Montesanti racconta, a questo punto, l’avvenimento storico da lui ricostruito in base ad una minuziosa ricerca: «È infatti nel 1668 che la comunità di Pizzo, guidata dal sindaco, don Giuseppe De Caro, pose fine ad una condizione di vera e propria “schiavitudine” e scelse con fermezza di non sottomettersi più all’autorità del governatore Hatì, denunciandone i soprusi all’autorità giudiziaria dell’epoca.
L’episodio trova testimonianza in una preziosa lettera di ringraziamento che don Giacomo Caro inviò, il 20 settembre 1668 a Sua eccellenza Don Felice Lanzina y Ulloa, presidente del Sacro Regio Consiglio, organo giudiziario a composizione collegiale, carica equivalente all’attuale presidente della Corte di Cassazione. Una lettera che oggi è custodita nella Biblioteca Nazionale di Napoli in cui viene denunciata l’oppressione del governatore, sostenuto da una cerchia di complici e responsabile di abusi e maltrattamenti. La lettera è firmata dai rappresentanti della città: Giacomo Caro, Domenico Briga, Antonio Di Caro. Grazie all’intervento del giudice, il governatore venne rimosso dal suo incarico e al suo posto fu nominato Don Sebastiano, uomo di zelo, carità e buon governo, vicino al popolo e attento ai poveri. Tanto che la città, finalmente in pace, decise di inviare una delegazione in Spagna per ringraziare il Duca.

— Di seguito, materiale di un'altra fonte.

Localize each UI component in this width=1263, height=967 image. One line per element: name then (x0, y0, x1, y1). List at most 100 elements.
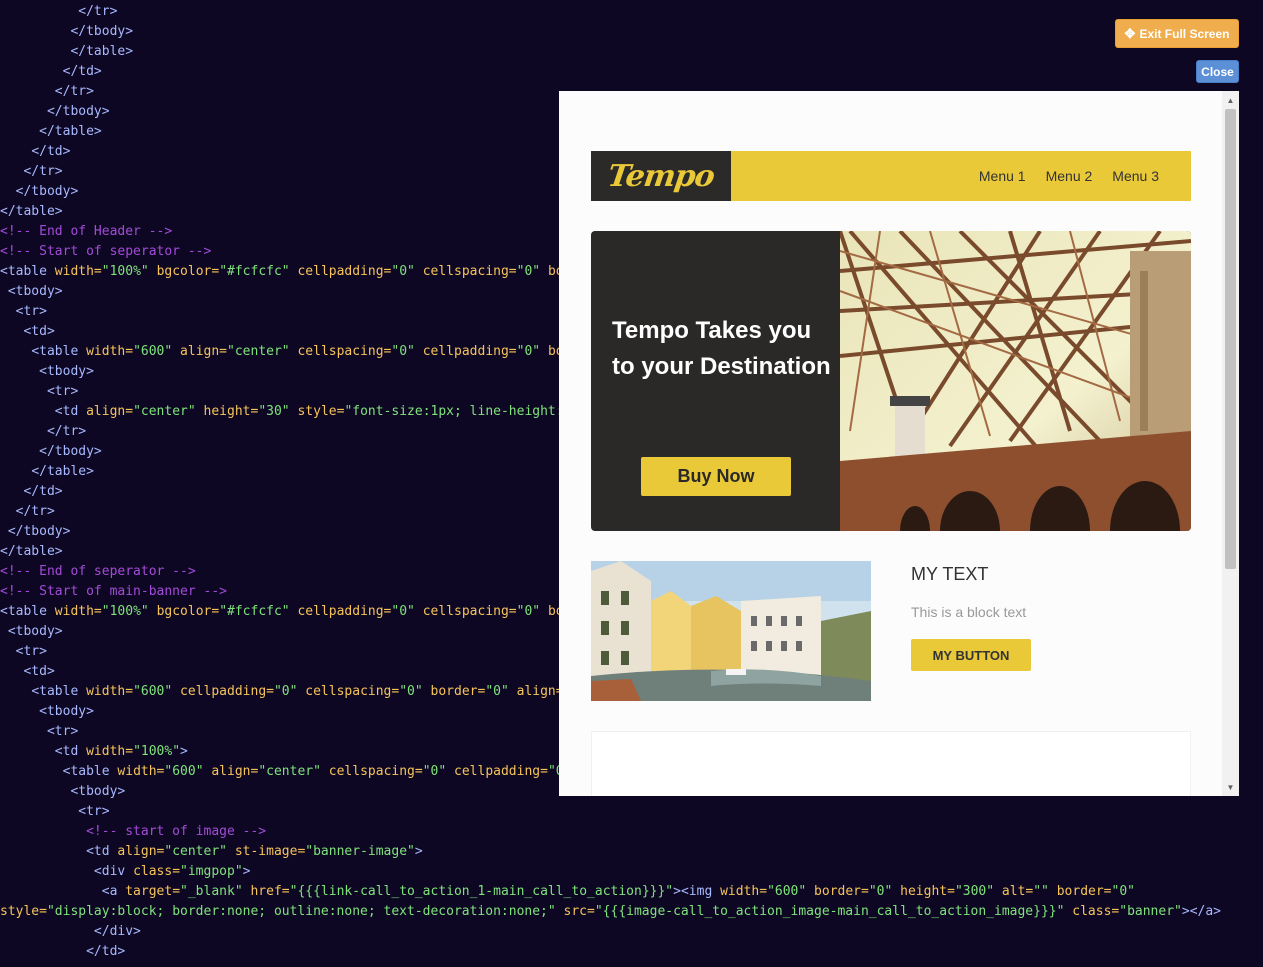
code-token: <table (31, 684, 87, 699)
my-button[interactable]: MY BUTTON (911, 639, 1031, 671)
code-token: <tr> (15, 644, 47, 659)
code-token: </td> (23, 484, 63, 499)
close-button[interactable]: Close (1196, 60, 1239, 83)
code-line: </td> (0, 62, 1263, 82)
menu-item-2[interactable]: Menu 2 (1046, 168, 1093, 184)
code-token: "0" (391, 344, 423, 359)
code-token: width= (86, 744, 134, 759)
logo[interactable]: Tempo (591, 151, 731, 201)
code-token: "{{{image-call_to_action_image-main_call… (594, 904, 1073, 919)
email-header: Tempo Menu 1 Menu 2 Menu 3 (591, 151, 1191, 201)
code-token: </tr> (78, 4, 118, 19)
code-token: "center" (258, 764, 329, 779)
code-token: <table (0, 264, 55, 279)
menu-item-1[interactable]: Menu 1 (979, 168, 1026, 184)
code-token: "0" (516, 344, 548, 359)
close-label: Close (1201, 64, 1234, 79)
code-token: </table> (0, 544, 63, 559)
arrows-move-icon: ✥ (1124, 25, 1136, 41)
code-line: <td align="center" st-image="banner-imag… (0, 842, 1263, 862)
code-token: <!-- End of seperator --> (0, 564, 196, 579)
code-token: <table (31, 344, 87, 359)
next-section (591, 731, 1191, 796)
code-token: cellspacing= (297, 344, 392, 359)
scroll-down-arrow-icon[interactable]: ▼ (1222, 780, 1239, 794)
code-token: "0" (391, 264, 423, 279)
code-token: "" (1033, 884, 1057, 899)
code-token: "300" (954, 884, 1002, 899)
code-token: <td (86, 844, 118, 859)
code-token: <tr> (78, 804, 110, 819)
code-token: class= (133, 864, 181, 879)
code-token: "center" (164, 844, 235, 859)
code-token: border= (814, 884, 869, 899)
code-token: cellpadding= (422, 344, 517, 359)
code-line: style="display:block; border:none; outli… (0, 902, 1263, 922)
code-token: > (180, 744, 188, 759)
code-token: </tr> (54, 84, 94, 99)
code-token: bgcolor= (156, 264, 220, 279)
code-token: "600" (767, 884, 815, 899)
code-line: </table> (0, 42, 1263, 62)
code-token: </div> (93, 924, 141, 939)
code-token: </td> (62, 64, 102, 79)
code-token: <tbody> (39, 704, 94, 719)
code-token: border= (430, 684, 486, 699)
code-token: "100%" (133, 744, 181, 759)
code-token: "#fcfcfc" (219, 264, 298, 279)
code-token: align= (180, 344, 228, 359)
block-heading: MY TEXT (911, 564, 989, 584)
vertical-scrollbar[interactable]: ▲ ▼ (1222, 91, 1239, 796)
block-text: This is a block text (911, 604, 1027, 620)
code-token: cellpadding= (454, 764, 548, 779)
code-token: "center" (133, 404, 204, 419)
email-preview-pane[interactable]: Tempo Menu 1 Menu 2 Menu 3 Tempo Takes y… (559, 91, 1239, 796)
code-token: align= (211, 764, 259, 779)
code-token: "0" (485, 684, 517, 699)
code-token: "100%" (101, 264, 157, 279)
code-line: <div class="imgpop"> (0, 862, 1263, 882)
scroll-thumb[interactable] (1225, 109, 1236, 569)
code-token: </tr> (23, 164, 63, 179)
code-token: "imgpop" (180, 864, 243, 879)
code-token: cellspacing= (422, 604, 517, 619)
exit-full-screen-button[interactable]: ✥ Exit Full Screen (1115, 19, 1239, 48)
bridge-photo[interactable] (840, 231, 1191, 531)
code-token: <tbody> (39, 364, 94, 379)
logo-text: Tempo (605, 158, 717, 194)
code-token: </table> (39, 124, 102, 139)
code-token: </table> (0, 204, 63, 219)
canal-town-photo[interactable] (591, 561, 871, 701)
code-line: </td> (0, 942, 1263, 962)
buy-now-button[interactable]: Buy Now (641, 457, 791, 496)
code-token: <tr> (15, 304, 47, 319)
code-token: <a (101, 884, 126, 899)
code-token: "0" (516, 604, 548, 619)
code-token: "600" (133, 684, 181, 699)
scroll-up-arrow-icon[interactable]: ▲ (1222, 93, 1239, 107)
code-token: cellspacing= (328, 764, 423, 779)
code-token: cellspacing= (305, 684, 400, 699)
code-token: "600" (164, 764, 212, 779)
code-token: ><img (673, 884, 721, 899)
code-token: "display:block; border:none; outline:non… (46, 904, 564, 919)
code-token: "banner-image" (305, 844, 415, 859)
code-token: "30" (258, 404, 298, 419)
menu-item-3[interactable]: Menu 3 (1112, 168, 1159, 184)
code-token: </tbody> (70, 24, 134, 39)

Un atto impensabile ai tempi del Viceregno Spagnolo, quando le città avevano poteri limitatissimi rispetto all’autorità feudale. Eppure Pizzo vinse una battaglia morale e civile, conquistando libertà e dignità. Un atto di coraggio collettivo che permette oggi di rileggere in modo più profondo il motto inciso sul monumento cittadino, simbolo di libertà e dell’identità pizzitana. I monumenti eretti in pietra servono proprio a questo, a tramandare episodi luminosi da ricordare, per recuperare la memoria e custodire le radici del nostro presente. Riuscite ad immaginare per un attimo il momento in cui la comunità innalzò questo monumento al centro del paese, dopo essersi conquistata un più giusto destino affrontando un’autorità dispotica… con fiducia nella Giustizia! Una carica di fiducia riconquistata che emerge con forza dalla lettera inviata al presidente del Sacro Regio Consiglio, in cui il sindaco non manca di invitare l’illustre giudice in città».
«Questo frammento di memoria - conclude Montesanti - invita dunque a non smettere mai di studiare per riscoprire la storia di Pizzo con perseveranza, orgoglio e consapevolezza, affinché il suo spirito identitario non vada mai perduto. Una pagina di storia che parla di coraggio, giustizia e libertà».